Sandra grew up in Uruguay, South America. In 2004, searching for a better life for them and their three children, Sandra and her husband Walter relocated to New Zealand. First Walter and her oldest daughter, who returned to South America three months later. It took another five months for Sandra to join Walter while their children remained with family in Uruguay.

The couple, both trained chefs, took every job they could to save the money needed for immigration. “It was incredibly hard,” remembers Sandra. “I’m social butterfly, I love to be around other people. However, in the beginning we were pretty much excluded from social life. I told myself that I had to stay positive and strong.”

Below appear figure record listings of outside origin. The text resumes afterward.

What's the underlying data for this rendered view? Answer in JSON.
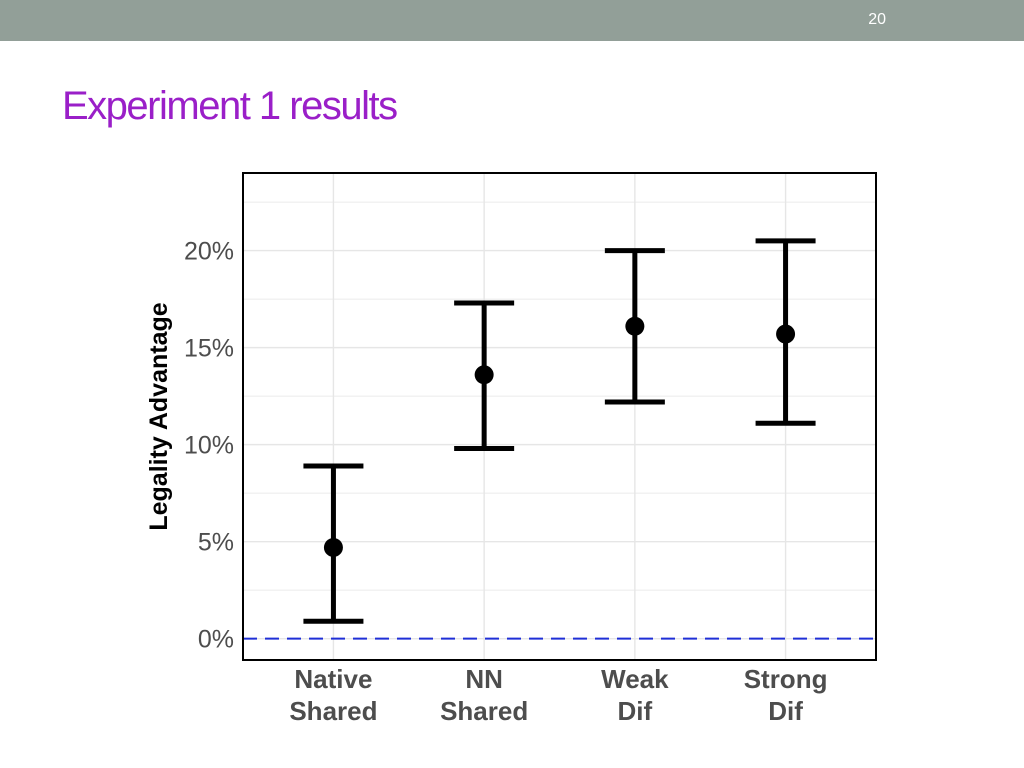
{
  "slide": {
    "number": "20",
    "title": "Experiment 1 results",
    "title_color": "#9a1fc8",
    "bar_color": "#929f98"
  },
  "chart_data": {
    "type": "errorbar",
    "title": "",
    "xlabel": "",
    "ylabel": "Legality Advantage",
    "categories": [
      [
        "Native",
        "Shared"
      ],
      [
        "NN",
        "Shared"
      ],
      [
        "Weak",
        "Dif"
      ],
      [
        "Strong",
        "Dif"
      ]
    ],
    "points": [
      {
        "mean": 4.7,
        "lower": 0.9,
        "upper": 8.9
      },
      {
        "mean": 13.6,
        "lower": 9.8,
        "upper": 17.3
      },
      {
        "mean": 16.1,
        "lower": 12.2,
        "upper": 20.0
      },
      {
        "mean": 15.7,
        "lower": 11.1,
        "upper": 20.5
      }
    ],
    "ylim": [
      -1.1,
      24.0
    ],
    "yticks": [
      0,
      5,
      10,
      15,
      20
    ],
    "ytick_labels": [
      "0%",
      "5%",
      "10%",
      "15%",
      "20%"
    ],
    "reference_line": {
      "y": 0,
      "style": "dashed",
      "color": "#1f2fd6"
    },
    "grid": true,
    "colors": {
      "marks": "#000000",
      "grid": "#e6e6e6",
      "tick_text": "#4d4d4d"
    }
  }
}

Sandra worked in packhouses and cafés. Although she was capable of making cabinet food, simple tasks like understanding a recipe were a big obstacle. But she had to earn money and didn’t find the time to study.

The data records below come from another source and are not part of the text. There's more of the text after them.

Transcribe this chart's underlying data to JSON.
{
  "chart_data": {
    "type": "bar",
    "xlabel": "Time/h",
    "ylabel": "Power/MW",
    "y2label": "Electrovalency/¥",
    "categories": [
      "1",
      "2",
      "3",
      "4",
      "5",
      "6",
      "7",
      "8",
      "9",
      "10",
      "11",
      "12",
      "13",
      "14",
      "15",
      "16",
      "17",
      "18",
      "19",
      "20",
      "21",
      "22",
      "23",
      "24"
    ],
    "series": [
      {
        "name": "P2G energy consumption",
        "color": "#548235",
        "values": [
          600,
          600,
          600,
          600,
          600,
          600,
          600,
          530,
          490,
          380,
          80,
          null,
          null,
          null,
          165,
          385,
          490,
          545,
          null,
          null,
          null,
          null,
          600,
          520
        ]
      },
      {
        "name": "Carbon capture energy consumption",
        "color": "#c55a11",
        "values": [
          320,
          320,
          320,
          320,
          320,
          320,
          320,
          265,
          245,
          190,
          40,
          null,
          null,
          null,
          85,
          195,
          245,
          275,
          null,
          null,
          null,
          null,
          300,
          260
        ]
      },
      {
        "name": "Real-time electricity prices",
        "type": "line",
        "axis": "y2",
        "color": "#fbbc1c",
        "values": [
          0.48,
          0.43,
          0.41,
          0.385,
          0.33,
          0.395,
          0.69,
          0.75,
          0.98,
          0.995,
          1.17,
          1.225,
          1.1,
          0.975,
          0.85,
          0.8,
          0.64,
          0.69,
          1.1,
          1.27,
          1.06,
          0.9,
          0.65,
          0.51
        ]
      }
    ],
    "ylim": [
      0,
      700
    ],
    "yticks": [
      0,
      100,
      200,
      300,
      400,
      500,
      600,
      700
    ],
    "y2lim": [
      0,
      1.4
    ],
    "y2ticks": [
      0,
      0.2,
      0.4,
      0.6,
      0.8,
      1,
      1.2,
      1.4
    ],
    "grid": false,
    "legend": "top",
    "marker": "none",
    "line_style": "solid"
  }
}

Six months after Sandra first set foot in New Zealand, they were finally reunited with their two younger children. The oldest daughter decided to stay in Uruguay. From that point, everything fell into place. In 2008, they had saved enough money to buy a house, they felt safe and content and Sandra decided to enrol at EIT. “I started to love the English language despite its difficulties. It opened the door to a new world. I always told my husband that we have to catch up with people and practice our English although it was tiring at times.”

Sandra says she is not scared to speak anymore. “We go out a lot, I love Salsa and belly dancing. We mingle with people from all over the world, and invite them for Asado, Uruguay’s traditional barbecue.”

For many years now, her husband has been working as a chef at Hukarere Girls’ College, while Sandra is a full-time student, still proceeding with her English studies. Before lockdown, Sandra also started a Certificate in Marae Cookery to revamp her cooking skills.

Born and raised in South Korea, Heeya has become one of Sandra’s close friends, bonded through their shared English learning journey. The mum-of-three followed her husband Han to New Zealand four years ago. The first two years the family lived in Auckland before Han, a software engineer, accepted a job offer in Hawke’s Bay.

Heeya’s qualification as a social worker is not recognised in New Zealand. Still, Heeya sees the positives. “The job market in South Korea is incredibly competitive. It’s all about promoting your career. It’s also a lot more stressful for children. I really enjoy the slower pace here in New Zealand,” she says and adds with a smile, “It’s a little bit quiet here though. In Seoul everything is open 24/7, it’s a city that never sleeps.”

Once her English is up to speed, Heeya plans to study Health and Wellbeing at EIT to gain employment in a retirement village. Heeya says that being a member of the Riverbend Bible Church helps them to make new friends. “I also tell my children to speak English with me so that I can improve my skills.”